Released: 15th May 2003
Directed by: Andy and Liam Wachowski
Starring: Keanu Reeves, Carrie Anne Moss, Laurence Fishburne
Continuing a saga after the original was so popular is always a struggle for whoever takes the project on. When it was announced that The Matrix would be the first part of a trilogy, thoughts of Die Hard’s and Star Wars ran through my head… Series where, at least each film had a decent degree of credibility. Maybe on a rare occasion we see a sequel that is as good as, or even better than the original, The Godfather Part II is widely thought to be in this category. However when a film like The Matrix was such a critically acclaimed, original concept a sequel would always be hard pressed to shine a light to it.
The Matrix Reloaded rejoins the original cast including Neo (Keanu Reeves), Trinity (Carrie Anne-Moss) and Morpheus (Lawrence Fishburne), on the brink of elimination. An army of machines is heading to destroy Zion and the rebels only have 72 hours to find a way to stop them. Neo is the only hope of the cities inhabitants and with Morpheus’ leadership each person believes Neo is the one to save them. However his own judgement is clouded over a recurring dream of his love, Trinity falling, ultimately to her death. When faced with the choice Neo must choose whether to save Trinity and risk the extinction of the human race, or sacrifice the one he loves for the good of mankind.

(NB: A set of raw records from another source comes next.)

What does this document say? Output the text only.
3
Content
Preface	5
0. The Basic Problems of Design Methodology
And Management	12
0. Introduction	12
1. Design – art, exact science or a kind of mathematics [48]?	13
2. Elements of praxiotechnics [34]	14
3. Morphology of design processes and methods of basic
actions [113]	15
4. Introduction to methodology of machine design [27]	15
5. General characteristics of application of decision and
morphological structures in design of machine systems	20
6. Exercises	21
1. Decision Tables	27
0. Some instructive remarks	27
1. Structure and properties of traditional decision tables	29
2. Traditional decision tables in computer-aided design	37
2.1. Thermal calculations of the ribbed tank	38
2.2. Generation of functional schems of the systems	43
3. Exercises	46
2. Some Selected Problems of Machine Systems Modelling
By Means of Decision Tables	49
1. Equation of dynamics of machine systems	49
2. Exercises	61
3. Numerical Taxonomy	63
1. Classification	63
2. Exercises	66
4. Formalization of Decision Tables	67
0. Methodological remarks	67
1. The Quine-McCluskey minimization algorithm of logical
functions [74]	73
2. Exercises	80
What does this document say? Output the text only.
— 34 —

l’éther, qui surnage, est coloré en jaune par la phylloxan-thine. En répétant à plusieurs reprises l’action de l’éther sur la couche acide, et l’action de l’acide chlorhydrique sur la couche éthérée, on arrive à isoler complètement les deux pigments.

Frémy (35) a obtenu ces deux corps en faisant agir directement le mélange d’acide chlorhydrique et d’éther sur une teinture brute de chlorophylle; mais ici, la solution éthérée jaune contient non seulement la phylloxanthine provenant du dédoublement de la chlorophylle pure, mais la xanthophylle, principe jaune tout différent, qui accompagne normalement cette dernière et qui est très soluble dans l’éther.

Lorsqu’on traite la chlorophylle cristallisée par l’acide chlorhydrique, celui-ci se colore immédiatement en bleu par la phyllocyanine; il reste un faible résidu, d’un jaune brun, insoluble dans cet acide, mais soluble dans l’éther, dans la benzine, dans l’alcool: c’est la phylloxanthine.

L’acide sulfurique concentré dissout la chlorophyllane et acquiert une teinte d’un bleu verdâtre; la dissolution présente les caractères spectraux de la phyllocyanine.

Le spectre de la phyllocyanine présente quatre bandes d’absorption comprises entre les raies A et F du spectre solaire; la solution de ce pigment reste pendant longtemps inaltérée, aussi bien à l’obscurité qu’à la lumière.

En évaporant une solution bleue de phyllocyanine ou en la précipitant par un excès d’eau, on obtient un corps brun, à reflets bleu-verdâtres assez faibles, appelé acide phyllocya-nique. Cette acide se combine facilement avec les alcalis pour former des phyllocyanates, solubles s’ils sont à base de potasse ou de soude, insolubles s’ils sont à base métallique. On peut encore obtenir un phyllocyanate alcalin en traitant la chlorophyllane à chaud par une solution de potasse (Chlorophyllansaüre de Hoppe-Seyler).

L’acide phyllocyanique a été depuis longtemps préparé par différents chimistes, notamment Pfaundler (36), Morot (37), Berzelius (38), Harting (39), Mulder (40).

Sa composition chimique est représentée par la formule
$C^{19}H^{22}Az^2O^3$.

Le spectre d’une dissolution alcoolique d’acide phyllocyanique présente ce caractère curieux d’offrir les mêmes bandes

The series needed a decent second outing to maintain its dignity and this film doesn’t completely disappoint. However, the question that has to be asked, is can you have too much of a good thing? The unique fighting sequences of the original were second to none, well choreographed and beautifully edited with wonderful sound and effects. So this instalment would always need to ensure that these scenes were carefully constructed. By cramming in as many as possible, the effect is nowhere near the same. Sure, the scenes ARE good, but in comparison to the first Matrix they are just second rate. They each seem too long and happen too quickly in succession. Whereas Neo had to discover he had the ability to fight and move like an agent, he knows this from the offset and therefore jumps into conflict after conflict with no build up ,no… hesitation. It was his vulnerability that made him an unlikely hero in the original but the cockiness of Neo has overruled other emotions.
The other issue is the way in which the film is dragged out, seemingly looking for as many ways as possible to fill its running time. A five minute scene that can really only be compared to a dance orgy in Zion is supposed to show its inhabitants enjoying there last night of possible freedom, however as the scene cuts to Neo and Trinity’s much required but quickly implemented sex scene it becomes more like a five minute blurry rave. The fight scenes as mentioned above are used too frequently- though the inclusion of the ghost twins as the guards of the Keymaker (Reviewing without spoilers is hard, suffice to say you will know who the Keymaker is during the film) is clever, talking about older versions of the Matrix and their ability to mutate the code for their best interest. New ideas do work well, but they seem lost in the overall outcome.
The film isn’t bad enough to constantly criticise though. It isn’t a bad film in anyway, the story is delivered well and like the first it incorporates clever references to choice and freewill which do actually raise questions in the viewer’s heads. It’s well made and edited yet again, albeit overly so. It just lacks a certain charisma that The Matrix had. Agent Smith (Hugo Weaving) returns from the brink of deletion to continue in his quest to destroy Neo. Yet the conflict seems lacklustre when we are aware Neo is the chosen one.
The Matrix Reloaded doesn’t completely miss the target, but it certainly fires a few blanks.